Is Hitachi thinking about the Internet of things? No one knew. I asked three Pentaho representatives about one reaction I repeated one particularly provocative comment: “I’m surprised anyone would see value in a company that controls so little intellectual property.” The three paused, sighed, and looked away from the table. Finally, director of big data product marketing Chuck Yarbrough began to explain his position, and director of corporate communications Rebecca Shomair got up to close the door. We control “lots” of IP, they argued. True, 80 percent of the IP contained in Pentaho’s enterprise edition is, indeed, open source.

However, what one of them called technology’s “shifting sands”—the normal advances and adjustments all business software undergoes all the time—requires regular updates of the other, proprietary 20 percent. None of them would discuss this point. I suspect that the real value is the knowledge that comes with the workforce. The whole gang is staying, which at least ensures that customer support of Pentaho Business Analytics will continue without interruption. As if considering the broad landscape ahead, one of them stared into the distance and concluded, “It’ll be interesting.” Indeed, it will be.

Four disruptions that paved the way for Paxata

I asked Paxata co-founder Nenshad Bardoliwalla about the long-dead rumor that Tableau was about to buy Paxata — pronounced pax-AH-ta — which was just an appetizer for what I knew would be a meaty conversation. He had that cheerful laugh of someone who was happy with what he has: by all accounts, an interesting and disruptive success. Paxata is a self-service tool meant for ordinary users to prepare data for analysis. I wanted to hear more of a story spun by VP of marketing Cari Jaquet: the four disruptions that paved the way for Amazon, eBay, Netflix, and now Paxata. There was the mature browser; also machine learning at scale; also distributed computing; and also the infinitely flexible cloud that expands and contracts on demand. Paxata’s now got 35 customers, with seven new ones in the last quarter alone. So I asked him when he would buy Tableau, and he gave the best laugh I heard all day.

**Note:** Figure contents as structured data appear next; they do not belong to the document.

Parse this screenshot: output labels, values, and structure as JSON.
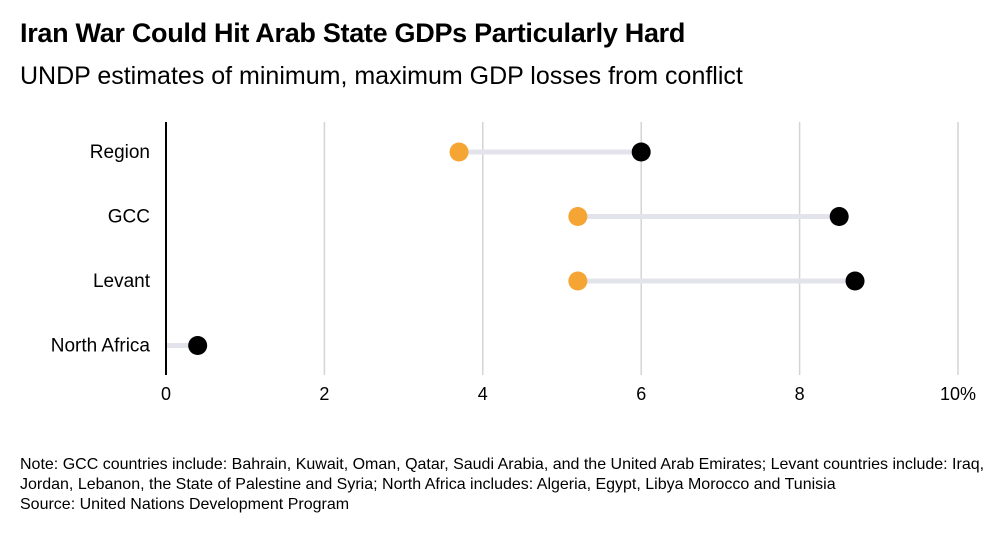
{
  "chart_data": {
    "type": "dumbbell",
    "title": "Iran War Could Hit Arab State GDPs Particularly Hard",
    "subtitle": "UNDP estimates of minimum, maximum GDP losses from conflict",
    "categories": [
      "Region",
      "GCC",
      "Levant",
      "North Africa"
    ],
    "series": [
      {
        "key": "minimum",
        "values": [
          3.7,
          5.2,
          5.2,
          0
        ],
        "color": "#f5a533"
      },
      {
        "key": "maximum",
        "values": [
          6.0,
          8.5,
          8.7,
          0.4
        ],
        "color": "#000000"
      }
    ],
    "connector_color": "#e3e3ec",
    "xlim": [
      0,
      10
    ],
    "x_ticks": [
      0,
      2,
      4,
      6,
      8,
      10
    ],
    "x_tick_labels": [
      "0",
      "2",
      "4",
      "6",
      "8",
      "10%"
    ],
    "grid": "vertical",
    "note": "Note: GCC countries include: Bahrain, Kuwait, Oman, Qatar, Saudi Arabia, and the United Arab Emirates; Levant countries include: Iraq, Jordan, Lebanon, the State of Palestine and Syria; North Africa includes: Algeria, Egypt, Libya Morocco and Tunisia",
    "source": "Source: United Nations Development Program"
  }
}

Get-to-know-you with Trifacta

Much later, it was get-to-know-you time at my first-ever meeting with Trifacta, a Paxata rival. CEO Adam Wilson and the officially no-title marketing chief Michael Hiskey told me about “data wrangling,” the cost and security advantages of all-on-premises data, the advantages of sampling versus the all-data approach. One more thing: “It’s all about Hadoop”; Trifacta requires it. Thirty customers have signed on.

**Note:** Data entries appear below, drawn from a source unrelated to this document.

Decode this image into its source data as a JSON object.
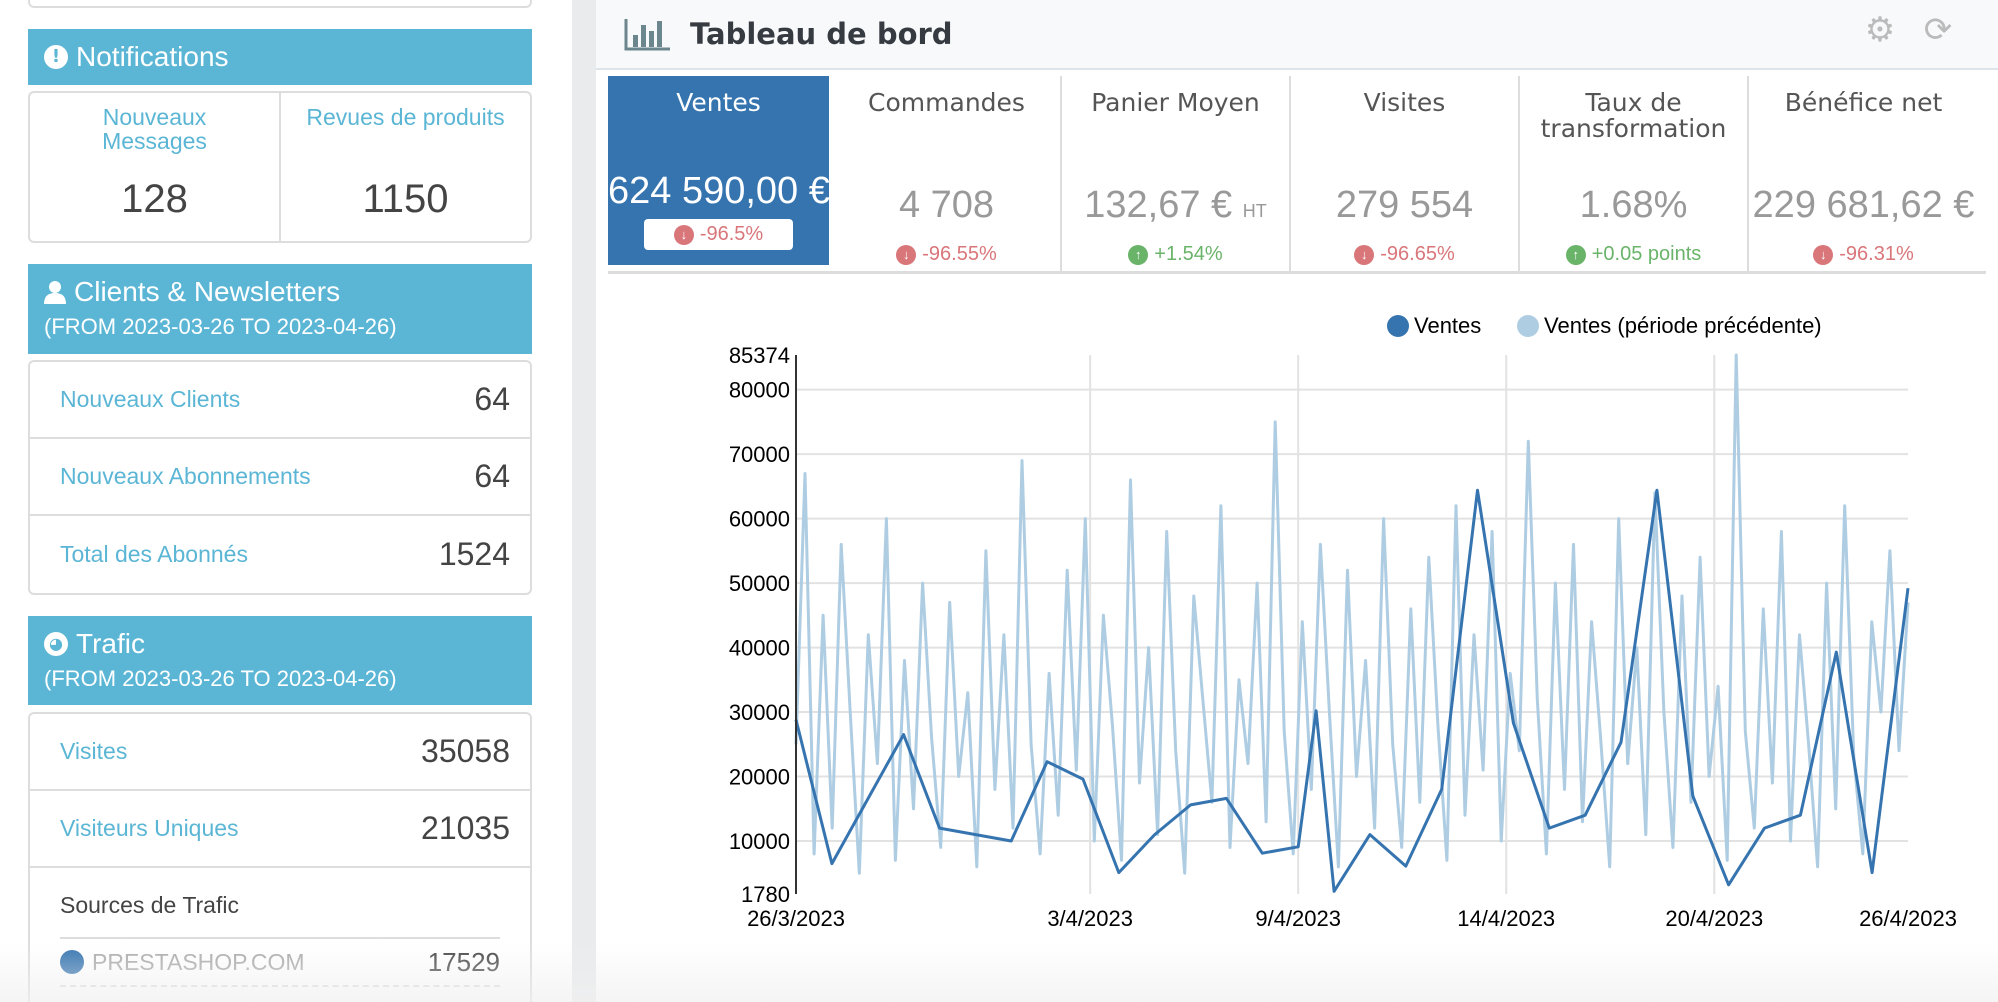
{
  "sidebar": {
    "notifications": {
      "title": "Notifications",
      "icon": "exclamation-circle-icon",
      "cells": [
        {
          "label": "Nouveaux Messages",
          "value": "128"
        },
        {
          "label": "Revues de produits",
          "value": "1150"
        }
      ]
    },
    "clients": {
      "title": "Clients & Newsletters",
      "icon": "user-icon",
      "subtitle": "(FROM 2023-03-26 TO 2023-04-26)",
      "rows": [
        {
          "label": "Nouveaux Clients",
          "value": "64"
        },
        {
          "label": "Nouveaux Abonnements",
          "value": "64"
        },
        {
          "label": "Total des Abonnés",
          "value": "1524"
        }
      ]
    },
    "traffic": {
      "title": "Trafic",
      "icon": "globe-icon",
      "subtitle": "(FROM 2023-03-26 TO 2023-04-26)",
      "rows": [
        {
          "label": "Visites",
          "value": "35058"
        },
        {
          "label": "Visiteurs Uniques",
          "value": "21035"
        }
      ],
      "sources_title": "Sources de Trafic",
      "sources": [
        {
          "name": "PRESTASHOP.COM",
          "value": "17529",
          "color": "#3674b0"
        }
      ]
    }
  },
  "main": {
    "title": "Tableau de bord",
    "icon": "bar-chart-icon",
    "tools": {
      "settings": "gear-icon",
      "refresh": "refresh-icon"
    },
    "kpis": [
      {
        "title": "Ventes",
        "value": "624 590,00 €",
        "delta": "-96.5%",
        "trend": "down",
        "active": true
      },
      {
        "title": "Commandes",
        "value": "4 708",
        "delta": "-96.55%",
        "trend": "down"
      },
      {
        "title": "Panier Moyen",
        "value": "132,67 €",
        "unit": "HT",
        "delta": "+1.54%",
        "trend": "up"
      },
      {
        "title": "Visites",
        "value": "279 554",
        "delta": "-96.65%",
        "trend": "down"
      },
      {
        "title": "Taux de transformation",
        "value": "1.68%",
        "delta": "+0.05 points",
        "trend": "up"
      },
      {
        "title": "Bénéfice net",
        "value": "229 681,62 €",
        "delta": "-96.31%",
        "trend": "down"
      }
    ],
    "colors": {
      "active_tab": "#3674b0",
      "negative": "#d9767a",
      "positive": "#6ab46a",
      "section_header": "#5bb6d5"
    }
  },
  "chart_data": {
    "type": "line",
    "title": "",
    "xlabel": "",
    "ylabel": "",
    "ylim": [
      1780,
      85374
    ],
    "yticks": [
      1780,
      10000,
      20000,
      30000,
      40000,
      50000,
      60000,
      70000,
      80000,
      85374
    ],
    "xticks": [
      "26/3/2023",
      "3/4/2023",
      "9/4/2023",
      "14/4/2023",
      "20/4/2023",
      "26/4/2023"
    ],
    "xtick_positions": [
      0,
      8.2,
      14.0,
      19.8,
      25.6,
      31
    ],
    "x_range": [
      0,
      31
    ],
    "grid": true,
    "legend": "top-right",
    "series": [
      {
        "name": "Ventes",
        "color": "#3674b0",
        "x": [
          0,
          1,
          3,
          4,
          6,
          7,
          8,
          9,
          10,
          11,
          12,
          13,
          14,
          14.5,
          15,
          16,
          17,
          18,
          19,
          20,
          21,
          22,
          23,
          24,
          25,
          26,
          27,
          28,
          29,
          30,
          31
        ],
        "values": [
          28800,
          6500,
          26500,
          12000,
          10000,
          22300,
          19600,
          5100,
          11000,
          15600,
          16600,
          8100,
          9100,
          30200,
          2200,
          11000,
          6100,
          18000,
          64400,
          28300,
          12000,
          14000,
          25300,
          64400,
          17000,
          3200,
          12000,
          14000,
          39300,
          5100,
          49200
        ]
      },
      {
        "name": "Ventes (période précédente)",
        "color": "#aecde3",
        "values": [
          25000,
          67000,
          8000,
          45000,
          12000,
          56000,
          30000,
          5000,
          42000,
          22000,
          60000,
          7000,
          38000,
          15000,
          50000,
          26000,
          9000,
          47000,
          20000,
          33000,
          6000,
          55000,
          18000,
          42000,
          12000,
          69000,
          25000,
          8000,
          36000,
          14000,
          52000,
          21000,
          60000,
          10000,
          45000,
          28000,
          7000,
          66000,
          19000,
          40000,
          11000,
          58000,
          24000,
          5000,
          48000,
          32000,
          16000,
          62000,
          9000,
          35000,
          22000,
          50000,
          13000,
          75000,
          27000,
          8000,
          44000,
          18000,
          56000,
          30000,
          6000,
          52000,
          20000,
          38000,
          12000,
          60000,
          25000,
          9000,
          46000,
          16000,
          54000,
          28000,
          7000,
          62000,
          14000,
          42000,
          21000,
          58000,
          10000,
          36000,
          24000,
          72000,
          32000,
          8000,
          50000,
          18000,
          56000,
          13000,
          44000,
          26000,
          6000,
          60000,
          22000,
          40000,
          11000,
          64000,
          30000,
          9000,
          48000,
          16000,
          54000,
          20000,
          34000,
          7000,
          85374,
          27000,
          12000,
          46000,
          19000,
          58000,
          10000,
          42000,
          25000,
          6000,
          50000,
          15000,
          62000,
          23000,
          8000,
          44000,
          30000,
          55000,
          24000,
          47000
        ]
      }
    ]
  }
}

O’Reilly report on active learning

You may not know yet what active learning can do for you, but let me tell you something right now: It’s coming to an analytics tool near you if it’s not there already. Read all about active learning — essentially, a human layer over machine learning that dramatically improves accuracy — in a new O’Reilly Media report that showed up in the O’Reilly booth. Download it here.

Two new sources

I met two people I’ll call for updates and opinion: WebAction director of marketing Jonathan Geraci and Metanautix CEO Theodore Vassilakis.

Articulating buzz

“What did you hear?” is everyone’s question to those who go out to wander through buzz. What I heard or overheard is what I saw in the buffet: self-service with excellent features along with inevitable shortcomings that show up only with close inspection. You wanted things to work exactly as you expected? Silly you! At the Strata buffet, the salmon was good, the eggplant parmesan was tasty and filling, the string beans had a little bit of garlic and were not overcooked, and the green salad was exactly like the salad I’ve had in dozens of other events in each of the last three decades. But there was no dessert, not even a bowl of fortune cookies. Those who saw silver chafing dishes and expected ceramic plates and silverware rolled in cloth napkins instead found paper plates, plastic forks, and napkins that tore on mere 15-hour stubble. Will the update for Lunch Buffet have cloth napkins and metal forks? Let’s put that on the wish list.